THE BEST MOVIES OF 2010 THAT NOBODY SAW
To close things out, I give you my list of the best movies that didn’t get the attention they deserved this year. And the winners are:
1. Never Let Me Go
An acclaimed but depressing book turned into a beautiful if bleak film that’s out of theaters before most people knew it existed? It’s like last year’s “the Road” all over again. And just as tragic.
2. the Ghost Writer
Maybe the Polanski drama kept people away, or maybe it they kept confusing it with a kids’ series or a Nicolas Cage comic book flick. Whatever the reason, audiences missed out on one of the best movies for grown-ups all year.

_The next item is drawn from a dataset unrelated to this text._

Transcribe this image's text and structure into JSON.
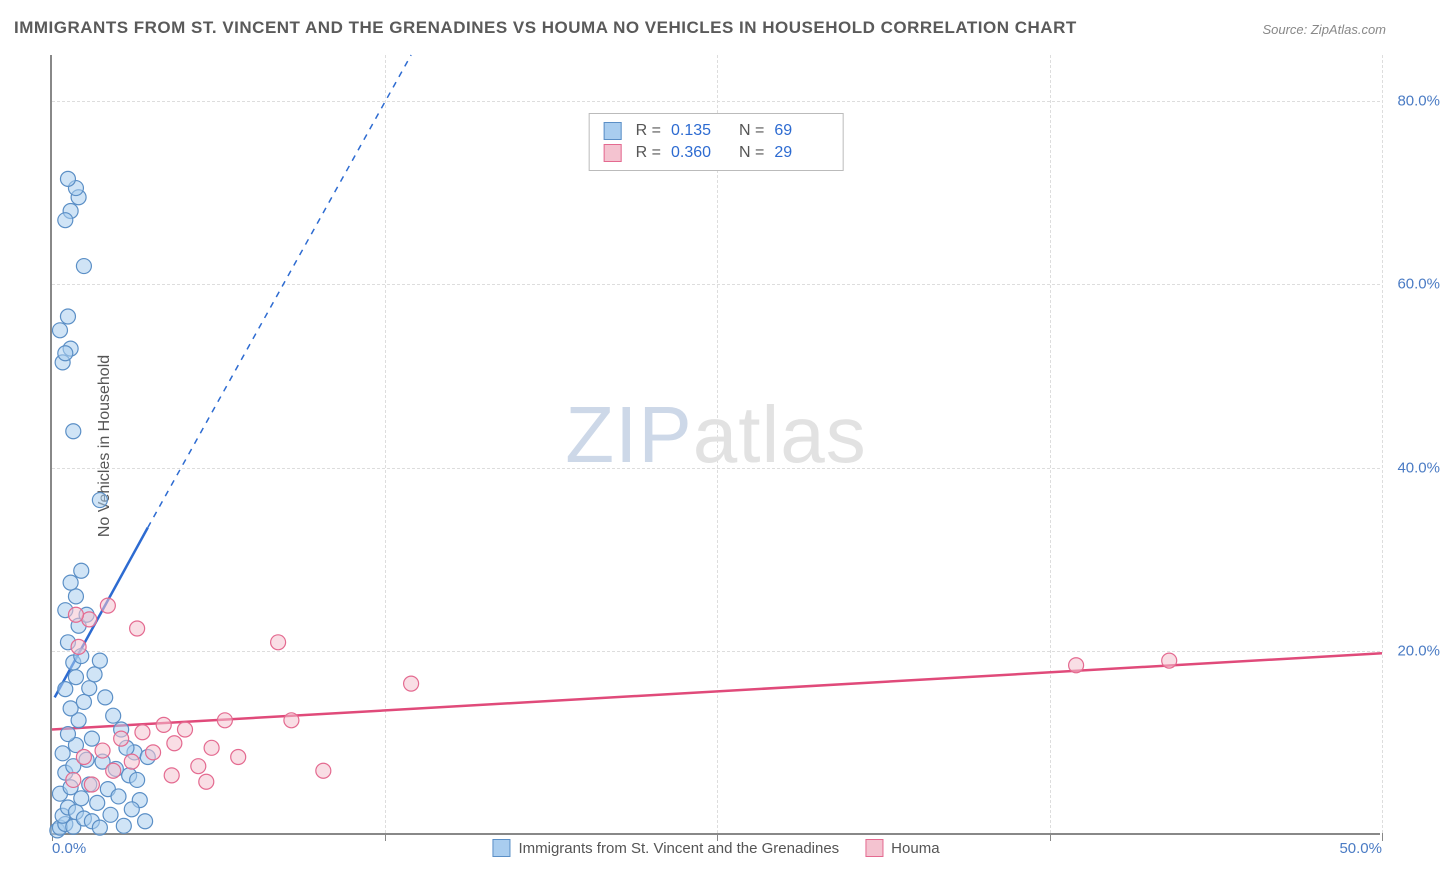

3. Scott Pilgrim vs. the World
Perhaps the reason it tanked in theaters is because the studio flooded its target audience with free screenings for five months before its release. By then, most of the people who’d want to see it already had.
4. the Illusionist
All right, this is a bit of a cheat, since Sylvain Chomet’s new masterpiece didn’t come out many places other than France until December, but if past audience behavior is any indication, most people will ignore it.
5. Mother and Child
While Annette Bening gets all the awards attention for her fine work in “the Kids are All Right,” her real Oscar-worthy turn as in Rodrigo Garcia’s haunting, bittersweet look at adoption from all sides, co-starring Naomi Watts and Kerry Washington.

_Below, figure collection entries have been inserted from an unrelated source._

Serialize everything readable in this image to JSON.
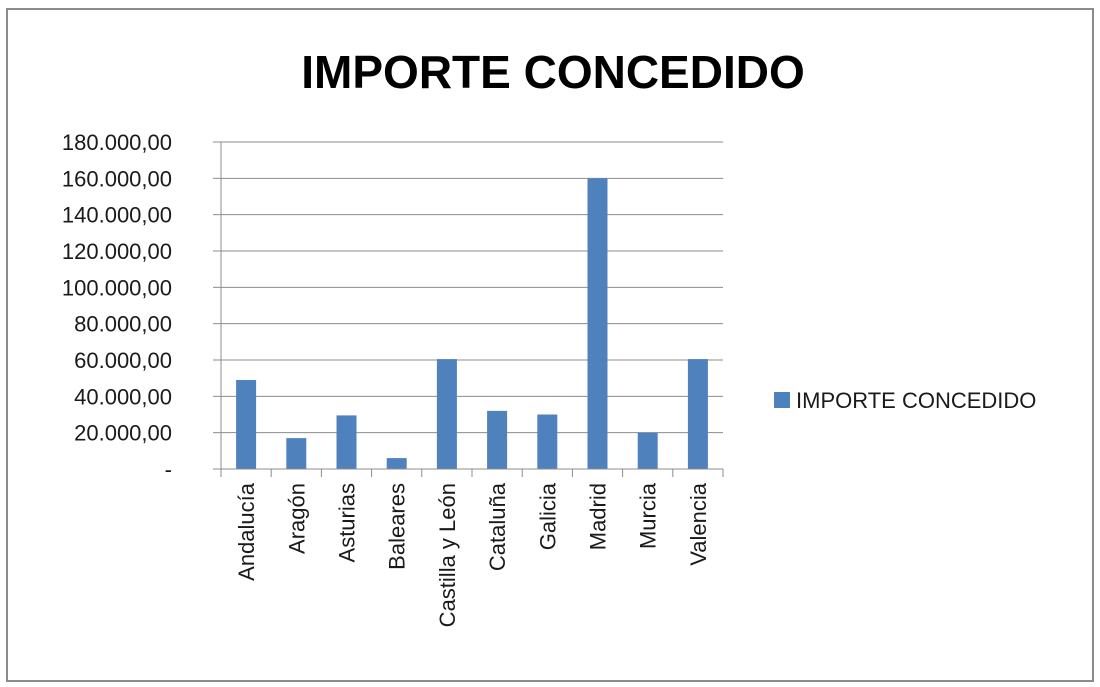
{
  "chart_data": {
    "type": "bar",
    "title": "IMPORTE CONCEDIDO",
    "xlabel": "",
    "ylabel": "",
    "categories": [
      "Andalucía",
      "Aragón",
      "Asturias",
      "Baleares",
      "Castilla y León",
      "Cataluña",
      "Galicia",
      "Madrid",
      "Murcia",
      "Valencia"
    ],
    "series": [
      {
        "name": "IMPORTE CONCEDIDO",
        "values": [
          49000,
          17000,
          29500,
          6000,
          60500,
          32000,
          30000,
          160000,
          20000,
          60500
        ]
      }
    ],
    "ylim": [
      0,
      180000
    ],
    "yticks": [
      0,
      20000,
      40000,
      60000,
      80000,
      100000,
      120000,
      140000,
      160000,
      180000
    ],
    "ytick_labels": [
      "-",
      "20.000,00",
      "40.000,00",
      "60.000,00",
      "80.000,00",
      "100.000,00",
      "120.000,00",
      "140.000,00",
      "160.000,00",
      "180.000,00"
    ],
    "grid": true,
    "legend_position": "right",
    "colors": {
      "bar": "#4f81bd",
      "grid": "#8c8c8c",
      "axis": "#8c8c8c"
    }
  }
}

6. Sex & Drugs & Rock & Roll
You likely didn’t hear about this biopic about polio-stricken punk rocker Ian Dury, but it proved that “Lord of the Rings” star Andy Serkis is even better without all the computer wizardry. I think it was out in the U.S. for a day or two.
7. Animal Kingdom
After wowing audiences at Sundance, this Australian import about a family of criminals failed to get much attention overseas, which is a shame since that means fewer people got to see Jackie Weaver’s incredible performance as the clan’s matriarch.
8. Please Give
Much like Lisa Cholodenko’s look at West Coast yuppie-dom in “the Kids Are All Right,” Nicole Holofcener takes a few loving swings at New Yorkers and the rationalizations that help them sleep at night.
9. Fair Game
Naomi Watts’ second entry on the list should have inspired a new swell of outrage over the Valerie Plame scandal. Instead, it just attracted dismissive comments about co-star Sean Penn’s political leanings.
10. the Switch
Maybe people stayed away because, you know, Jennifer Aniston. But this was secretly a Jason Bateman dark comedy — with plenty of scene-stealing by Jeff Goldblum.